The question of how to house neonatal dairy calves has, in recent years, become the subject of much debate. A significant majority of dairy farms currently follow a protocol in which newborns are housed individually and away from social contact until they are weaned. While this protocol is most often intended to guard the health of young calves and keep them free from diseases and behaviours which may threaten their health and future production, concerns have come to light about the potential negative effects this social isolation has on calves' behaviour, performance and health.
In nature, while calves are fully dependent on, and stay very close to, their dams during the first week of life, by the second week they begin interacting with peers as well as forming small groups. They start grazing and ruminating by about the third week and graze regularly with the herd from about three months to six months of age. This social learning influences behavioural development, including knowledge of suitable food items1 and lack of fear of new or unfamiliar foods.2 So, what happens when calves are reared in individual pens without this social interaction? And, is it possible to house neonatal calves socially and yet steer clear of potential health and behavioural pitfalls that push many farmers to house neonatal calves individually? In "Effects of group housing of dairy calves on behavior, cognition, performance, and health," J.H.C. Costa et al.3 explore these questions by reviewing the available scientific research on the effects of social isolation on calves' development and comparing it to the effects of various types of group housing. What they found bolsters the arguments of those who promote social housing for pre-weaned dairy calves.
Effects of social isolation
Research has shown that many species have abnormal behaviour and developmental problems when socially isolated. Dairy calves are no exception. As in nature calves tend to form strong social connections from a very young age,4 understanding the effects of social isolation on a variety of behavioural criteria is a good place to start in evaluating calf housing choices.
It turns out that socially reared calves are less fearful than calves reared in social isolation.5 Social buffering, or the ability of social partners to decrease the effect of stressors during a challenge, has strong effects in cattle.
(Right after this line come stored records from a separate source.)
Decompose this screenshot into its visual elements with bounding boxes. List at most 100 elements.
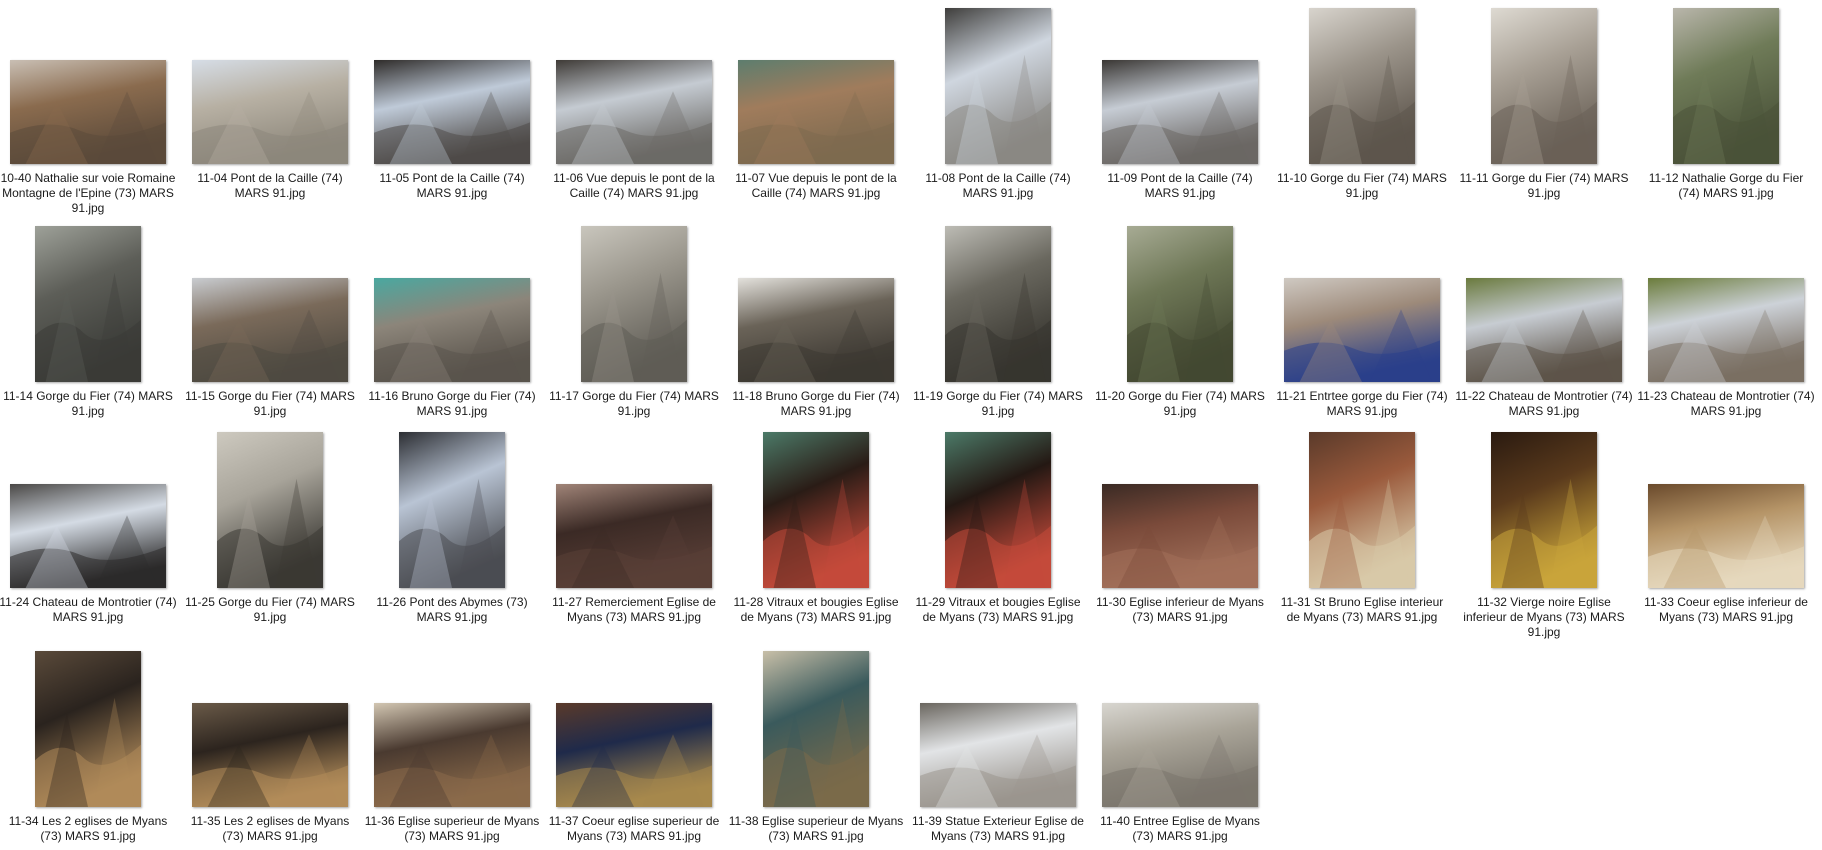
file-item[interactable]: 11-29 Vitraux et bougies Eglise de Myans… (907, 430, 1089, 625)
file-item[interactable]: 11-33 Coeur eglise inferieur de Myans (7… (1635, 430, 1817, 625)
file-name-label: 10-40 Nathalie sur voie Romaine Montagne… (0, 171, 176, 215)
file-name-label: 11-08 Pont de la Caille (74) MARS 91.jpg (925, 171, 1071, 200)
photo-thumbnail[interactable] (1309, 8, 1415, 164)
file-item[interactable]: 11-40 Entree Eglise de Myans (73) MARS 9… (1089, 649, 1271, 844)
file-name-label: 11-14 Gorge du Fier (74) MARS 91.jpg (3, 389, 173, 418)
file-name-label: 11-19 Gorge du Fier (74) MARS 91.jpg (913, 389, 1083, 418)
photo-thumbnail[interactable] (556, 484, 712, 588)
photo-thumbnail[interactable] (945, 8, 1051, 164)
thumbnail-frame (1089, 6, 1271, 164)
file-name-label: 11-15 Gorge du Fier (74) MARS 91.jpg (185, 389, 355, 418)
photo-thumbnail[interactable] (1102, 703, 1258, 807)
photo-thumbnail[interactable] (192, 60, 348, 164)
photo-thumbnail[interactable] (556, 703, 712, 807)
photo-thumbnail[interactable] (399, 432, 505, 588)
file-name-label: 11-04 Pont de la Caille (74) MARS 91.jpg (197, 171, 343, 200)
file-item[interactable]: 11-11 Gorge du Fier (74) MARS 91.jpg (1453, 6, 1635, 201)
photo-thumbnail[interactable] (1491, 432, 1597, 588)
photo-thumbnail[interactable] (1284, 278, 1440, 382)
photo-thumbnail[interactable] (556, 60, 712, 164)
file-item[interactable]: 11-12 Nathalie Gorge du Fier (74) MARS 9… (1635, 6, 1817, 201)
photo-thumbnail[interactable] (1648, 278, 1804, 382)
file-item[interactable]: 11-34 Les 2 eglises de Myans (73) MARS 9… (0, 649, 179, 844)
photo-thumbnail[interactable] (763, 432, 869, 588)
file-name-label: 11-12 Nathalie Gorge du Fier (74) MARS 9… (1648, 171, 1804, 200)
file-item[interactable]: 11-20 Gorge du Fier (74) MARS 91.jpg (1089, 224, 1271, 419)
photo-thumbnail[interactable] (945, 226, 1051, 382)
photo-thumbnail[interactable] (192, 278, 348, 382)
photo-thumbnail[interactable] (581, 226, 687, 382)
file-item[interactable]: 11-31 St Bruno Eglise interieur de Myans… (1271, 430, 1453, 625)
file-item[interactable]: 11-17 Gorge du Fier (74) MARS 91.jpg (543, 224, 725, 419)
file-item[interactable]: 11-07 Vue depuis le pont de la Caille (7… (725, 6, 907, 201)
photo-thumbnail[interactable] (1102, 484, 1258, 588)
file-item[interactable]: 11-14 Gorge du Fier (74) MARS 91.jpg (0, 224, 179, 419)
file-item[interactable]: 11-26 Pont des Abymes (73) MARS 91.jpg (361, 430, 543, 625)
file-name-label: 11-27 Remerciement Eglise de Myans (73) … (552, 595, 716, 624)
file-item[interactable]: 11-38 Eglise superieur de Myans (73) MAR… (725, 649, 907, 844)
file-name-label: 11-34 Les 2 eglises de Myans (73) MARS 9… (8, 814, 168, 843)
file-item[interactable]: 11-32 Vierge noire Eglise inferieur de M… (1453, 430, 1635, 640)
file-item[interactable]: 11-37 Coeur eglise superieur de Myans (7… (543, 649, 725, 844)
file-item[interactable]: 11-06 Vue depuis le pont de la Caille (7… (543, 6, 725, 201)
photo-thumbnail[interactable] (1102, 60, 1258, 164)
file-item[interactable]: 11-27 Remerciement Eglise de Myans (73) … (543, 430, 725, 625)
thumbnail-frame (1453, 430, 1635, 588)
thumbnail-frame (1453, 224, 1635, 382)
file-name-label: 11-23 Chateau de Montrotier (74) MARS 91… (1637, 389, 1815, 418)
photo-thumbnail[interactable] (945, 432, 1051, 588)
file-item[interactable]: 10-40 Nathalie sur voie Romaine Montagne… (0, 6, 179, 216)
file-name-label: 11-38 Eglise superieur de Myans (73) MAR… (728, 814, 904, 843)
photo-thumbnail[interactable] (35, 651, 141, 807)
photo-thumbnail[interactable] (1309, 432, 1415, 588)
file-item[interactable]: 11-10 Gorge du Fier (74) MARS 91.jpg (1271, 6, 1453, 201)
photo-thumbnail[interactable] (1466, 278, 1622, 382)
thumbnail-frame (1089, 430, 1271, 588)
file-item[interactable]: 11-22 Chateau de Montrotier (74) MARS 91… (1453, 224, 1635, 419)
thumbnail-frame (1271, 224, 1453, 382)
photo-thumbnail[interactable] (763, 651, 869, 807)
photo-thumbnail[interactable] (920, 703, 1076, 807)
photo-thumbnail[interactable] (10, 484, 166, 588)
photo-thumbnail[interactable] (1127, 226, 1233, 382)
file-name-label: 11-28 Vitraux et bougies Eglise de Myans… (733, 595, 899, 624)
file-item[interactable]: 11-18 Bruno Gorge du Fier (74) MARS 91.j… (725, 224, 907, 419)
photo-thumbnail[interactable] (35, 226, 141, 382)
file-item[interactable]: 11-28 Vitraux et bougies Eglise de Myans… (725, 430, 907, 625)
file-item[interactable]: 11-16 Bruno Gorge du Fier (74) MARS 91.j… (361, 224, 543, 419)
thumbnail-frame (0, 430, 179, 588)
file-item[interactable]: 11-39 Statue Exterieur Eglise de Myans (… (907, 649, 1089, 844)
photo-thumbnail[interactable] (217, 432, 323, 588)
file-item[interactable]: 11-09 Pont de la Caille (74) MARS 91.jpg (1089, 6, 1271, 201)
photo-thumbnail[interactable] (1673, 8, 1779, 164)
photo-thumbnail[interactable] (374, 278, 530, 382)
file-item[interactable]: 11-05 Pont de la Caille (74) MARS 91.jpg (361, 6, 543, 201)
thumbnail-frame (1453, 6, 1635, 164)
file-name-label: 11-33 Coeur eglise inferieur de Myans (7… (1644, 595, 1808, 624)
thumbnail-frame (179, 6, 361, 164)
file-item[interactable]: 11-23 Chateau de Montrotier (74) MARS 91… (1635, 224, 1817, 419)
photo-thumbnail[interactable] (1491, 8, 1597, 164)
photo-thumbnail[interactable] (374, 703, 530, 807)
photo-thumbnail[interactable] (10, 60, 166, 164)
file-item[interactable]: 11-21 Entrtee gorge du Fier (74) MARS 91… (1271, 224, 1453, 419)
file-item[interactable]: 11-25 Gorge du Fier (74) MARS 91.jpg (179, 430, 361, 625)
file-name-label: 11-29 Vitraux et bougies Eglise de Myans… (915, 595, 1081, 624)
thumbnail-frame (179, 649, 361, 807)
thumbnail-frame (907, 430, 1089, 588)
photo-thumbnail[interactable] (738, 278, 894, 382)
file-item[interactable]: 11-35 Les 2 eglises de Myans (73) MARS 9… (179, 649, 361, 844)
file-name-label: 11-09 Pont de la Caille (74) MARS 91.jpg (1107, 171, 1253, 200)
file-item[interactable]: 11-04 Pont de la Caille (74) MARS 91.jpg (179, 6, 361, 201)
photo-thumbnail[interactable] (192, 703, 348, 807)
photo-thumbnail[interactable] (738, 60, 894, 164)
photo-thumbnail[interactable] (1648, 484, 1804, 588)
file-item[interactable]: 11-19 Gorge du Fier (74) MARS 91.jpg (907, 224, 1089, 419)
thumbnail-frame (543, 430, 725, 588)
file-item[interactable]: 11-24 Chateau de Montrotier (74) MARS 91… (0, 430, 179, 625)
photo-thumbnail[interactable] (374, 60, 530, 164)
file-item[interactable]: 11-08 Pont de la Caille (74) MARS 91.jpg (907, 6, 1089, 201)
file-item[interactable]: 11-15 Gorge du Fier (74) MARS 91.jpg (179, 224, 361, 419)
file-item[interactable]: 11-30 Eglise inferieur de Myans (73) MAR… (1089, 430, 1271, 625)
file-item[interactable]: 11-36 Eglise superieur de Myans (73) MAR… (361, 649, 543, 844)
Examples include the fact that calves vocalize less when in a new area when they are accompanied by calves they are familiar with, as compared to when they are with unfamiliar calves.6 And, individually housed calves have a stronger vocal response to weaning (indicating stress) than paired calves.7
As farm animals often experience new or novel events such as changes in pen location, regrouping, and changes in diet, the ability to cope with novelty is quite important. However, it has been shown that individually housed calves are far more reactive to social and environmental novelty.8 On the contrary, reduced behavioural and physiological reactivity to a variety of stimuli, including being less fearful of new food items, is seen in calves that have had early social contact. Additionally, early life social isolation also leads to lower performance on key measures of cognition and learning than in those raised socially.9
Thus, calves raised in isolation seem to exhibit deficient social skills, difficulty coping with new situations and poor learning abilities, all of which could hinder their performance on dairy farms which always have changing environments. While there aren't too many longitudinal studies on this issue, based on their findings, Costa et al. do posit that the negative effects of social isolation would persist. While the evidence does seem to suggest that group housing of young calves is beneficial, it's important to fully understand both the potential positive outcomes and the constraints that come along with such arrangements.
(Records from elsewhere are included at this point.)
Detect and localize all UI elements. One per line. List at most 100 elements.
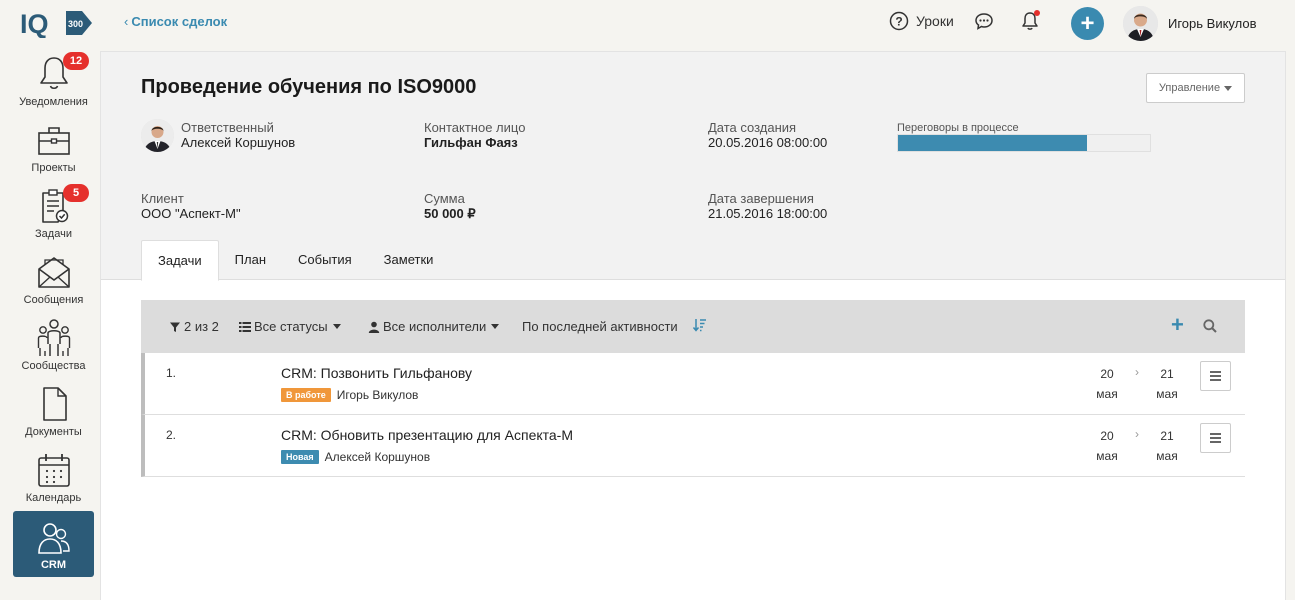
contact-field: Контактное лицо Гильфан Фаяз — [424, 120, 525, 150]
tasks-toolbar: 2 из 2 Все статусы Все исполнители По по… — [141, 300, 1245, 353]
sidebar-item-communities[interactable]: Сообщества — [13, 312, 94, 378]
caret-down-icon — [1224, 85, 1233, 91]
contact-value[interactable]: Гильфан Фаяз — [424, 135, 525, 150]
responsible-avatar[interactable] — [141, 119, 174, 152]
task-meta: Новая Алексей Коршунов — [281, 450, 430, 464]
sum-value: 50 000 ₽ — [424, 206, 476, 221]
task-dates: 20 мая › 21 мая — [1091, 426, 1183, 466]
help-circle-icon: ? — [889, 11, 909, 31]
back-link-label: Список сделок — [131, 14, 228, 29]
finish-field: Дата завершения 21.05.2016 18:00:00 — [708, 191, 827, 221]
end-date: 21 мая — [1151, 426, 1183, 466]
lessons-label: Уроки — [916, 13, 954, 29]
list-icon — [239, 321, 251, 332]
stage-label: Переговоры в процессе — [897, 122, 1019, 134]
task-number: 1. — [166, 366, 177, 380]
sidebar-item-label: Календарь — [25, 492, 82, 504]
page-title: Проведение обучения по ISO9000 — [141, 76, 477, 98]
task-title[interactable]: CRM: Обновить презентацию для Аспекта-М — [281, 427, 573, 443]
end-date: 21 мая — [1151, 364, 1183, 404]
user-menu[interactable]: Игорь Викулов — [1123, 6, 1257, 41]
filter-icon — [170, 322, 180, 332]
start-date: 20 мая — [1091, 426, 1123, 466]
task-menu-button[interactable] — [1200, 423, 1231, 453]
calendar-icon — [37, 454, 70, 487]
chevron-right-icon: › — [1135, 427, 1139, 441]
start-date: 20 мая — [1091, 364, 1123, 404]
created-field: Дата создания 20.05.2016 08:00:00 — [708, 120, 827, 150]
sidebar-item-notifications[interactable]: Уведомления 12 — [13, 48, 94, 114]
tab-tasks[interactable]: Задачи — [141, 240, 219, 281]
start-day: 20 — [1100, 429, 1114, 443]
unread-dot — [1034, 10, 1040, 16]
user-avatar — [1123, 6, 1158, 41]
sidebar-item-calendar[interactable]: Календарь — [13, 444, 94, 510]
user-name: Игорь Викулов — [1168, 16, 1257, 31]
start-month: мая — [1096, 449, 1118, 463]
plus-icon: + — [1080, 9, 1095, 37]
tab-plan[interactable]: План — [219, 240, 282, 280]
task-list: 1. CRM: Позвонить Гильфанову В работе Иг… — [141, 353, 1245, 477]
task-assignee[interactable]: Игорь Викулов — [337, 388, 419, 402]
sort-desc-icon — [692, 318, 706, 332]
chevron-left-icon: ‹ — [124, 14, 129, 29]
responsible-key: Ответственный — [181, 120, 274, 135]
briefcase-icon — [37, 127, 70, 155]
end-day: 21 — [1160, 429, 1174, 443]
svg-text:?: ? — [895, 15, 902, 29]
finish-value: 21.05.2016 18:00:00 — [708, 206, 828, 221]
filter-count: 2 из 2 — [184, 319, 219, 334]
logo-sub: 300 — [68, 19, 83, 29]
global-add-button[interactable]: + — [1071, 7, 1104, 40]
add-task-button[interactable]: + — [1171, 314, 1184, 336]
notifications-bell-icon[interactable] — [1019, 10, 1041, 32]
client-value[interactable]: ООО "Аспект-М" — [141, 206, 241, 221]
sidebar-item-label: Задачи — [35, 228, 72, 240]
document-icon — [42, 387, 67, 421]
stage-progress-bar[interactable] — [897, 134, 1151, 152]
tab-events[interactable]: События — [282, 240, 368, 280]
end-month: мая — [1156, 449, 1178, 463]
sidebar-item-label: Уведомления — [19, 96, 88, 108]
filter-button[interactable]: 2 из 2 — [169, 319, 219, 334]
sidebar-item-crm[interactable]: CRM — [13, 511, 94, 577]
manage-dropdown-button[interactable]: Управление — [1146, 73, 1245, 103]
people-icon — [37, 319, 70, 356]
task-menu-button[interactable] — [1200, 361, 1231, 391]
sidebar-item-documents[interactable]: Документы — [13, 378, 94, 444]
task-title[interactable]: CRM: Позвонить Гильфанову — [281, 365, 472, 381]
task-assignee[interactable]: Алексей Коршунов — [325, 450, 430, 464]
end-month: мая — [1156, 387, 1178, 401]
finish-key: Дата завершения — [708, 191, 814, 206]
hamburger-icon — [1210, 371, 1221, 373]
envelope-icon — [37, 257, 70, 288]
responsible-field: Ответственный Алексей Коршунов — [181, 120, 295, 150]
status-filter-dropdown[interactable]: Все статусы — [239, 319, 341, 334]
sort-dropdown[interactable]: По последней активности — [522, 318, 707, 334]
task-row[interactable]: 2. CRM: Обновить презентацию для Аспекта… — [141, 415, 1245, 477]
chevron-right-icon: › — [1135, 365, 1139, 379]
sidebar-item-messages[interactable]: Сообщения — [13, 246, 94, 312]
sidebar-item-tasks[interactable]: Задачи 5 — [13, 180, 94, 246]
sidebar-item-label: Сообщения — [23, 294, 84, 306]
app-logo[interactable]: IQ 300 — [20, 8, 94, 39]
search-icon[interactable] — [1203, 319, 1217, 333]
responsible-value[interactable]: Алексей Коршунов — [181, 135, 295, 150]
back-to-deals-link[interactable]: ‹ Список сделок — [124, 14, 227, 29]
sidebar-item-label: CRM — [40, 559, 67, 571]
assignee-filter-dropdown[interactable]: Все исполнители — [368, 319, 500, 334]
status-badge: Новая — [281, 450, 319, 464]
sum-field: Сумма 50 000 ₽ — [424, 191, 476, 221]
sidebar-item-projects[interactable]: Проекты — [13, 114, 94, 180]
assignee-filter-label: Все исполнители — [383, 319, 487, 334]
sidebar-item-label: Документы — [25, 426, 82, 438]
task-row[interactable]: 1. CRM: Позвонить Гильфанову В работе Иг… — [141, 353, 1245, 415]
tab-notes[interactable]: Заметки — [368, 240, 450, 280]
chat-icon[interactable] — [974, 12, 994, 30]
user-icon — [368, 321, 380, 333]
end-day: 21 — [1160, 367, 1174, 381]
tasks-badge: 5 — [63, 184, 89, 202]
lessons-button[interactable]: ? Уроки — [889, 11, 954, 31]
status-badge: В работе — [281, 388, 331, 402]
hamburger-icon — [1210, 433, 1221, 435]
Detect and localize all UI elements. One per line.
The positive outcomes of group housing
There is a large and growing body of evidence that shows that social housing positively influences dairy calf performance. Socially housed neonatal dairy calves have higher intakes of solid feed and improved body weight gains compared to individually housed calves. While the exact mechanism of social influence on feeding behaviour needs further study, Costa et al. found that study after study for the last 15 years has documented a positive influence of social housing on all manner of calf performance. These early gains can also contribute to earlier onset of puberty and increased milk production in the first and later lactations.10
The challenges of group housing
While social housing of neonatal calves does pose some challenges, it's important to note that they can, for the most part, be overcome with proper management. Indeed, while there have been reports of increased cross-sucking11 when calves are housed socially, other studies have reported little or no increase in this behaviour12. Therefore, it's clear the situation can be managed. Costa el al. note that the use of teat feeders, enhanced milk feeding programs, and more gradual weaning procedures seem to mitigate the desire to cross-suck. Additionally, while increased competition and aggression have been reported in calves that are socially housed, this behaviour, too, can be managed. By providing enough milk and ample feeding stations, and by designing and placing these stations effectively, there is less competition.
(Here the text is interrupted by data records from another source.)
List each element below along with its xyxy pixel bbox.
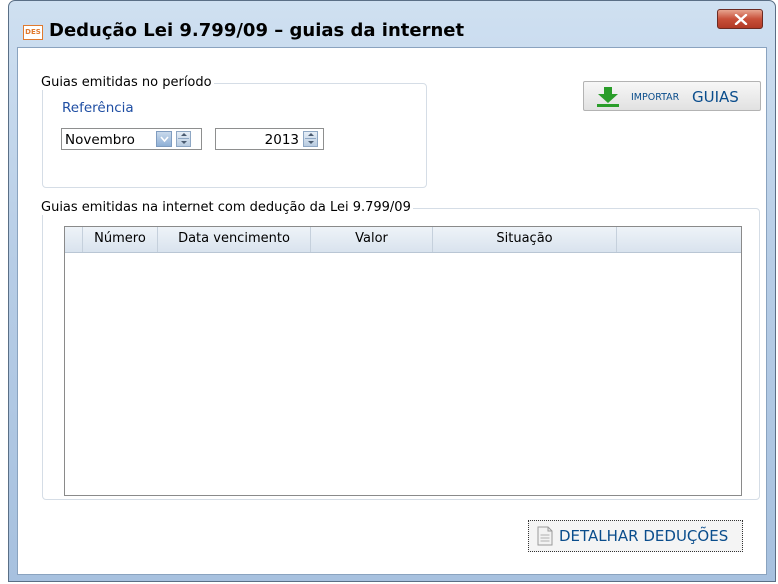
dialog-window: DES Dedução Lei 9.799/09 – guias da inte… bbox=[8, 0, 776, 582]
detail-button-label: DETALHAR DEDUÇÕES bbox=[559, 527, 729, 545]
column-header-numero[interactable]: Número bbox=[83, 227, 158, 252]
spin-down-icon bbox=[181, 141, 187, 144]
column-header-situacao[interactable]: Situação bbox=[433, 227, 617, 252]
column-header-data-vencimento[interactable]: Data vencimento bbox=[158, 227, 311, 252]
dialog-content: Guias emitidas no período Referência Nov… bbox=[17, 47, 767, 575]
period-group-label: Guias emitidas no período bbox=[39, 75, 214, 90]
column-header-corner bbox=[65, 227, 83, 252]
guides-table[interactable]: Número Data vencimento Valor Situação bbox=[64, 226, 742, 496]
download-arrow-icon bbox=[597, 87, 619, 107]
month-select[interactable]: Novembro bbox=[61, 128, 202, 150]
chevron-down-icon bbox=[160, 136, 169, 143]
month-spin-button[interactable] bbox=[176, 131, 191, 147]
year-spin-button[interactable] bbox=[303, 131, 318, 147]
window-title: Dedução Lei 9.799/09 – guias da internet bbox=[49, 20, 465, 41]
document-icon bbox=[537, 526, 553, 546]
table-header: Número Data vencimento Valor Situação bbox=[65, 227, 741, 253]
spin-up-icon bbox=[308, 133, 314, 136]
close-button[interactable] bbox=[717, 9, 763, 29]
title-bar[interactable]: DES Dedução Lei 9.799/09 – guias da inte… bbox=[9, 1, 775, 45]
spin-down-icon bbox=[308, 141, 314, 144]
spin-up-icon bbox=[181, 133, 187, 136]
month-select-value: Novembro bbox=[65, 132, 135, 148]
month-dropdown-button[interactable] bbox=[156, 131, 172, 147]
import-button-big-label: GUIAS bbox=[692, 88, 739, 106]
column-header-valor[interactable]: Valor bbox=[311, 227, 433, 252]
year-input[interactable]: 2013 bbox=[215, 128, 324, 150]
guides-group-label: Guias emitidas na internet com dedução d… bbox=[39, 200, 413, 215]
app-logo-icon: DES bbox=[23, 25, 43, 40]
year-input-value: 2013 bbox=[264, 132, 299, 148]
detail-deductions-button[interactable]: DETALHAR DEDUÇÕES bbox=[528, 520, 743, 552]
import-guides-button[interactable]: IMPORTAR GUIAS bbox=[583, 81, 761, 111]
reference-label: Referência bbox=[62, 100, 134, 116]
close-icon bbox=[734, 14, 748, 25]
import-button-small-label: IMPORTAR bbox=[631, 92, 680, 103]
Arguably, one of the main reasons many dairy farms isolate neonatal calves is concern for calf health and spread of disease, especially respiratory illnesses. However, Costa et al. found little evidence of a consistent relationship between calf health and individual housing. In fact, they cite many empirical studies which have found no health advantage to individually housing calves, compared with housing in small groups13. As with other the other challenges mentioned above, management is key. Through their comprehensive research review, Costa et al. conclude that the amount of milk fed (more and of a higher quality is better), hygiene, group size, ventilation, colostrum protocols and bedding management have much more to do with influencing risk of disease than does group housing.
Ultimately, the positive aspects of housing young calves socially do seem to outweigh the negative outcomes derived from their social isolation. With proper management, the perception of risk that comes with group housing can be minimised and pre-weaned calves can be given a better chance at meeting higher performance goals.